I have a similar setup.
I have a 16tb USB HDD that syncs to my NAS whenever my workstation is idle for 20 mins.
I only back up things that would make me sad if I lost it or cause me a lot of time-sensitive work. Personal data files and configuration files. Media? I wouldn’t sweat it if my media drive got corrupted by malware or a hack or a lightning strike. I’d just live with a smaller library until I get things re-download again. And I’d be ok if I can’t find a handful of the rarer things. Pictures of my family? Backed up locally and on a remote server with immutable backups. Configuration files? Synced with a remote git repository.
“RAID is not a backup” just means that the entire RAID disk counts as one copy of the files.
Non original media doesn’t matter unless you think you have old obscure things that aren’t even on Internet archive or private torrent groups, or it has some sentimental value like a VTR recording of something you watched as a kid. Most you can download again and likely in better definition.
Focus first on getting at least 2 separate backups of the most important stuff: your family photos and videos. Then records, then work stuff.
That saying also means something else (and imo more important): RAID doesn’t protect against accidental or malicious deletion/modification. It only protects against data loss due to hardware fault.
If you delete stuff or overwrite it then RAID will dutifully duplicate/mirror/parity-check that action, but doesn’t let you go back in time.
Thats the same reason why just syncing the data automatically to another target also isn’t the same as a full backup.
Very true. Also I like your username :)
I only backup data that I either can’t replace or would have to spend significant effort to replace. Most of what’s on a media server doesn’t fall into that category.
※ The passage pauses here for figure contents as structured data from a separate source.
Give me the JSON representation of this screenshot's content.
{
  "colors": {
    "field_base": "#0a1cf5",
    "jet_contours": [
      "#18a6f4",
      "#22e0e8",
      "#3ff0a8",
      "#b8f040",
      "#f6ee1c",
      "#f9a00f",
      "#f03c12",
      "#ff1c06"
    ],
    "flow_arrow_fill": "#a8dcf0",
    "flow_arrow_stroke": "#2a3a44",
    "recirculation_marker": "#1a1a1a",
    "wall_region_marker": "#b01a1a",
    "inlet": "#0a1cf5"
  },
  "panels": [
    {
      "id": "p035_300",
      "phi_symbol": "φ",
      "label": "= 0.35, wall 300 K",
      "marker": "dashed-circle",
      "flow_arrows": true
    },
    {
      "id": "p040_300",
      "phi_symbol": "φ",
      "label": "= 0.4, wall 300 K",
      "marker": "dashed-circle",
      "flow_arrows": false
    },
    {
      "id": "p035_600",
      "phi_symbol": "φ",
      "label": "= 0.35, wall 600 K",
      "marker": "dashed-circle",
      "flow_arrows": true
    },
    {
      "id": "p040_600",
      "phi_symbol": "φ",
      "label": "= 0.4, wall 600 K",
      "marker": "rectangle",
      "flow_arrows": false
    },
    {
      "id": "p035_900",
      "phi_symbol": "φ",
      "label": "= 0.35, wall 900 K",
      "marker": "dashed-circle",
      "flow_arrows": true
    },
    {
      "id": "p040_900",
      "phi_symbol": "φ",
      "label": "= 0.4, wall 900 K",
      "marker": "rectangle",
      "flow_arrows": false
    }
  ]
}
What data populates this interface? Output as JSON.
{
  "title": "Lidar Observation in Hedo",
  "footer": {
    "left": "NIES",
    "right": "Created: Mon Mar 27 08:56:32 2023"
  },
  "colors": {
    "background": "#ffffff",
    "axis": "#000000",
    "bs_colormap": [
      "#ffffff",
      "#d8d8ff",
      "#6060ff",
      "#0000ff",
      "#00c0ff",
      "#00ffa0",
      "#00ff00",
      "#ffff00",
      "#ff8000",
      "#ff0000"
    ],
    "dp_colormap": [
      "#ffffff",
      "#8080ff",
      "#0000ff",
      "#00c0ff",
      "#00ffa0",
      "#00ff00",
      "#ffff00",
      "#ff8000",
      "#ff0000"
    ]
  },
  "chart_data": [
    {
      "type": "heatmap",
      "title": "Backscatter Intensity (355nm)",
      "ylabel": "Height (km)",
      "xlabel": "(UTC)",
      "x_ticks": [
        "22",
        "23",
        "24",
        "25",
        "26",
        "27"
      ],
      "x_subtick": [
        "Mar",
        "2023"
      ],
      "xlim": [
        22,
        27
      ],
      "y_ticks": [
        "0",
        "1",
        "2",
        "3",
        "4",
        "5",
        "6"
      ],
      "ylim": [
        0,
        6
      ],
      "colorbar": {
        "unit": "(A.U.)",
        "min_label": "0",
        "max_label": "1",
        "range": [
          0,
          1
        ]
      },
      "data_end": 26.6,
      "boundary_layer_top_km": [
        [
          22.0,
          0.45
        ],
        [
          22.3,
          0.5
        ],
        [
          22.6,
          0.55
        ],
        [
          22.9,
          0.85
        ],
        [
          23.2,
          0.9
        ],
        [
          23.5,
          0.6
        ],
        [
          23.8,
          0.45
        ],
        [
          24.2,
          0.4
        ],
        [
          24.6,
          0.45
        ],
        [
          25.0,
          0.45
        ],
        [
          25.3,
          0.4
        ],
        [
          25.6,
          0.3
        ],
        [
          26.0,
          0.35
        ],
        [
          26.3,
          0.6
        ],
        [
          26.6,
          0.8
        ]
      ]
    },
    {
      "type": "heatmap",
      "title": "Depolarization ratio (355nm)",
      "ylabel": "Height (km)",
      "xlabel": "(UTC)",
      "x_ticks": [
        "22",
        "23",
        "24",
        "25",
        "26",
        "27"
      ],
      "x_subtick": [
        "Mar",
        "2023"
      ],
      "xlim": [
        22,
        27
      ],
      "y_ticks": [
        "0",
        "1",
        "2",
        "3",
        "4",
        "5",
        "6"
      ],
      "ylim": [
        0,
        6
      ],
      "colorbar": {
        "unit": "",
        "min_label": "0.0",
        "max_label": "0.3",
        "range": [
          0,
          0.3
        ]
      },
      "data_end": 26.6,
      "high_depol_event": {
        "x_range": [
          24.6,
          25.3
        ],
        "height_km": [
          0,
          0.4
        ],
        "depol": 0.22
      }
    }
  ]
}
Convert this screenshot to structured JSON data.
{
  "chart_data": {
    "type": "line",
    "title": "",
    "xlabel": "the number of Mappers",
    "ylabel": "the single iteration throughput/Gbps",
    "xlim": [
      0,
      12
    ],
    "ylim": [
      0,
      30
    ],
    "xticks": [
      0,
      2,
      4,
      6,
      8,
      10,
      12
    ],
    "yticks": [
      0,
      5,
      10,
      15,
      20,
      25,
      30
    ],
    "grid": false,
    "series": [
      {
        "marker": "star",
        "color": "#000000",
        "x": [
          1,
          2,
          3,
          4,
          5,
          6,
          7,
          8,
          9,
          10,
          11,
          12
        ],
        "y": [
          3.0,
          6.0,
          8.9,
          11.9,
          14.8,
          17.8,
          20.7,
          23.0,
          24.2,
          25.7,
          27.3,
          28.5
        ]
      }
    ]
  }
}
Very specific media like rare or modified Rips gave an extra copy on an archive folder. All my cloud storage and personal backups also go to the archive folder. That folder then gets backed up to local raid 6 NAS, and then the qnap software syncs that up to backblaze once a week.
If you woke up and all of that data was gone tomorrow but you didn’t care, then there is no reason to back it up IMO.
Hell, I download things multiple times sometimes just to spite Comcast.
I only backup what I can’t redownload, ie personal media. Everything else would be annoying but probably also a “great filter” if it all got lost and I’d have to make choices about what I really wanted in the first place.